Ya sé que estaba equivocado.
Ya no me son particularmente nostálgicas las jornadas en las que hablar de Trump se mezcla con alguna anécdota de Vielma Mora y la frontera. Ya no es raro que comentar la locura del terrorista de Niza sea un tema que prosiga a una mención de algún cantante mexicano o brasileño, “que tiene una nueva verisón de Tonada de Luna llena”. Ya no llamo guetto al hecho contante y sonante de andar, mayoritariamente, rodeado de venezolanos.
La vida es así.
Hace pocos días tope con un texto de esos que no te esperas. «Ansiedad», se llama, y lo escribe un venezolano, Juan Pablo Gómez, que hace un blog desde Lisboa, y a quien no tengo el gusto de conocer.
Aquel texto es sobre lo no dicho. Es lo mismo que siento en las jornadas frecuentes de mi vida en las que, a pesar de los años, mi corazón, mi mente y mis anhelos se encuentran en mi país de origen.

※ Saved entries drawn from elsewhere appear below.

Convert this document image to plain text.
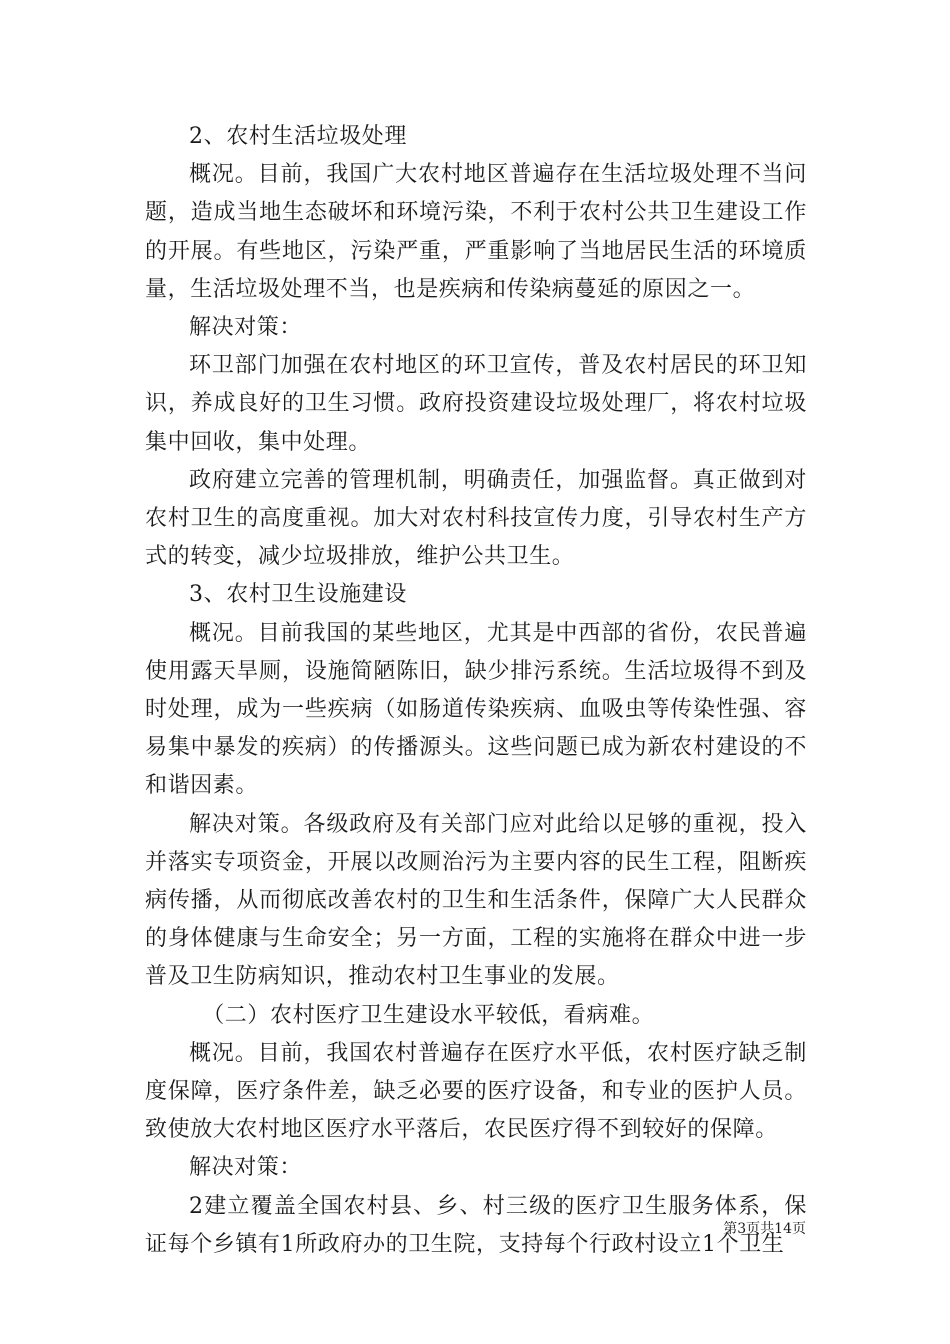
2、农村生活垃圾处理

概况。目前，我国广大农村地区普遍存在生活垃圾处理不当问题，造成当地生态破坏和环境污染，不利于农村公共卫生建设工作的开展。有些地区，污染严重，严重影响了当地居民生活的环境质量，生活垃圾处理不当，也是疾病和传染病蔓延的原因之一。

解决对策：

环卫部门加强在农村地区的环卫宣传，普及农村居民的环卫知识，养成良好的卫生习惯。政府投资建设垃圾处理厂，将农村垃圾集中回收，集中处理。

政府建立完善的管理机制，明确责任，加强监督。真正做到对农村卫生的高度重视。加大对农村科技宣传力度，引导农村生产方式的转变，减少垃圾排放，维护公共卫生。

3、农村卫生设施建设

概况。目前我国的某些地区，尤其是中西部的省份，农民普遍使用露天旱厕，设施简陋陈旧，缺少排污系统。生活垃圾得不到及时处理，成为一些疾病（如肠道传染疾病、血吸虫等传染性强、容易集中暴发的疾病）的传播源头。这些问题已成为新农村建设的不和谐因素。

解决对策。各级政府及有关部门应对此给以足够的重视，投入并落实专项资金，开展以改厕治污为主要内容的民生工程，阻断疾病传播，从而彻底改善农村的卫生和生活条件，保障广大人民群众的身体健康与生命安全；另一方面，工程的实施将在群众中进一步普及卫生防病知识，推动农村卫生事业的发展。

（二）农村医疗卫生建设水平较低，看病难。

概况。目前，我国农村普遍存在医疗水平低，农村医疗缺乏制度保障，医疗条件差，缺乏必要的医疗设备，和专业的医护人员。致使放大农村地区医疗水平落后，农民医疗得不到较好的保障。

解决对策：

2建立覆盖全国农村县、乡、村三级的医疗卫生服务体系，保证每个乡镇有1所政府办的卫生院，支持每个行政村设立1个卫生

第3页共14页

Ansiedad -no se lo pierdan,- es un texto hermosamente escrito, que narra una breve estancia de Juan Pablo, su escritor, y Catarina, una ejecutiva maravillosa, con quien transcurre su última sesión de asesoría en Español.

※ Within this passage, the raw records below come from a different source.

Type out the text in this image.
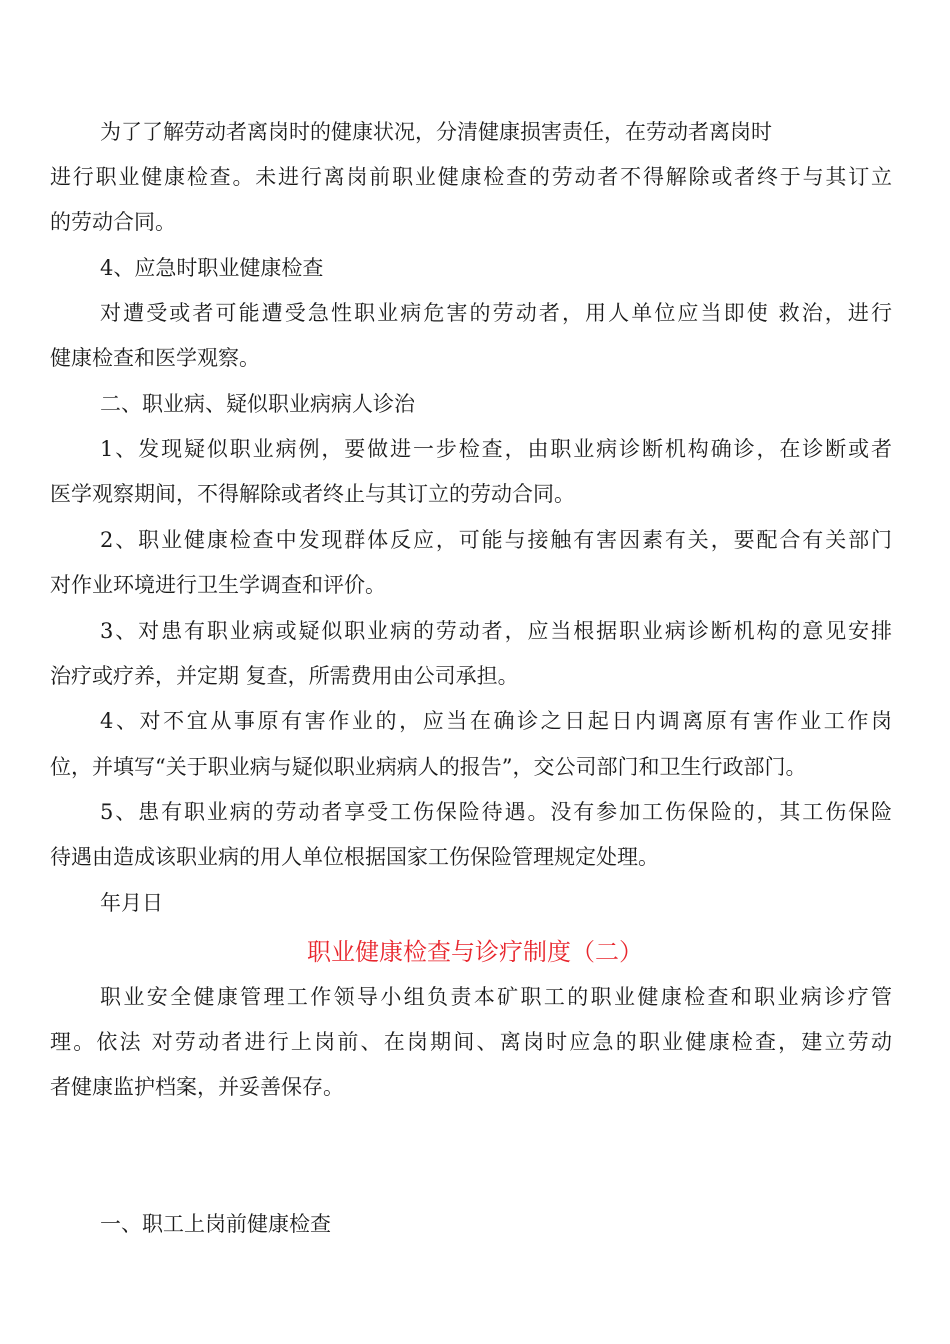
为了了解劳动者离岗时的健康状况，分清健康损害责任，在劳动者离岗时
进行职业健康检查。未进行离岗前职业健康检查的劳动者不得解除或者终于与其订立
的劳动合同。
4、应急时职业健康检查
对遭受或者可能遭受急性职业病危害的劳动者，用人单位应当即使 救治，进行
健康检查和医学观察。
二、职业病、疑似职业病病人诊治
1、发现疑似职业病例，要做进一步检查，由职业病诊断机构确诊，在诊断或者
医学观察期间，不得解除或者终止与其订立的劳动合同。
2、职业健康检查中发现群体反应，可能与接触有害因素有关，要配合有关部门
对作业环境进行卫生学调查和评价。
3、对患有职业病或疑似职业病的劳动者，应当根据职业病诊断机构的意见安排
治疗或疗养，并定期 复查，所需费用由公司承担。
4、对不宜从事原有害作业的，应当在确诊之日起日内调离原有害作业工作岗
位，并填写“关于职业病与疑似职业病病人的报告”，交公司部门和卫生行政部门。
5、患有职业病的劳动者享受工伤保险待遇。没有参加工伤保险的，其工伤保险
待遇由造成该职业病的用人单位根据国家工伤保险管理规定处理。
年月日
职业健康检查与诊疗制度（二）
职业安全健康管理工作领导小组负责本矿职工的职业健康检查和职业病诊疗管
理。依法 对劳动者进行上岗前、在岗期间、离岗时应急的职业健康检查，建立劳动
者健康监护档案，并妥善保存。
一、职工上岗前健康检查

El texto es seductor y nebulosamente desgarrado. Y nos cuenta de Catarina, de Portugal, de una velada en la playa y de un cuatro y su cuatrista.
Pero, sobre todo, es sobre lo que no cuenta.
De esta sensación perdida, olvidada e invisible que los emigrantes llevamos siempre adentro, de la que nadie nos había contado, y a la que nos acostumbramos porque a pesar de los años no cambia.
Es una admiración por un mundo lejano, a veces ya inexistente, en el que el tiempo y la geografía son remotos en simultáneo. Es una sensación de vejez temprana. Un síndrome de melancholía yuxtapuesta. Estamos alegres y melancólicos. Cansados y melancólicos. Eufóricos y melancólicos. Satisfechos, preocupados, voluntariosos, vencidos y melancólicos. Amorosos y melancólicos.
El que fue capaz de arrancarse una raíz es capaz de lo indecible.
Así vamos. Trabajando, ejerciendo la paternidad, ganando y debiendo, aprendiendo y poniéndonos viejos, con el alma de emigrante que no nos abandona, como una célula que aparenta estar dormida, pero está bien despierta.
Al final de Ansiedad, la repentina protagonista de ese relato termina viviendo en Paraguachí. Mi hallazgo fue tremebundo.
Aquella linea me reveló un mínimo y a la vez enorme recuerdo de la infancia. A Paraguachí, un pueblo casi caserío que queda en las carreteras de Margarita, llegué una vez en unas vacaciones, cuando niño, y allí probé por primera vez una empanada de cazón. Y volvía a sus calles tanto como pude para repetirlas. Me maravillaba el carrito en que la freían. La calle desierta. Que supieran tan ricas en medio de tanto calor. Es un recuerdo inexplicablemente alegre. Un hito aleatorio de esos que se convierten en parte de tu identidad.
Es una de millones de imágenes y recuerdos que lo acompañan a uno en una tierra ajena y lejana, aunque nada alrededor parezca reparar en ello. Nos vamos acostumbrando a ser raros, los emigrantes.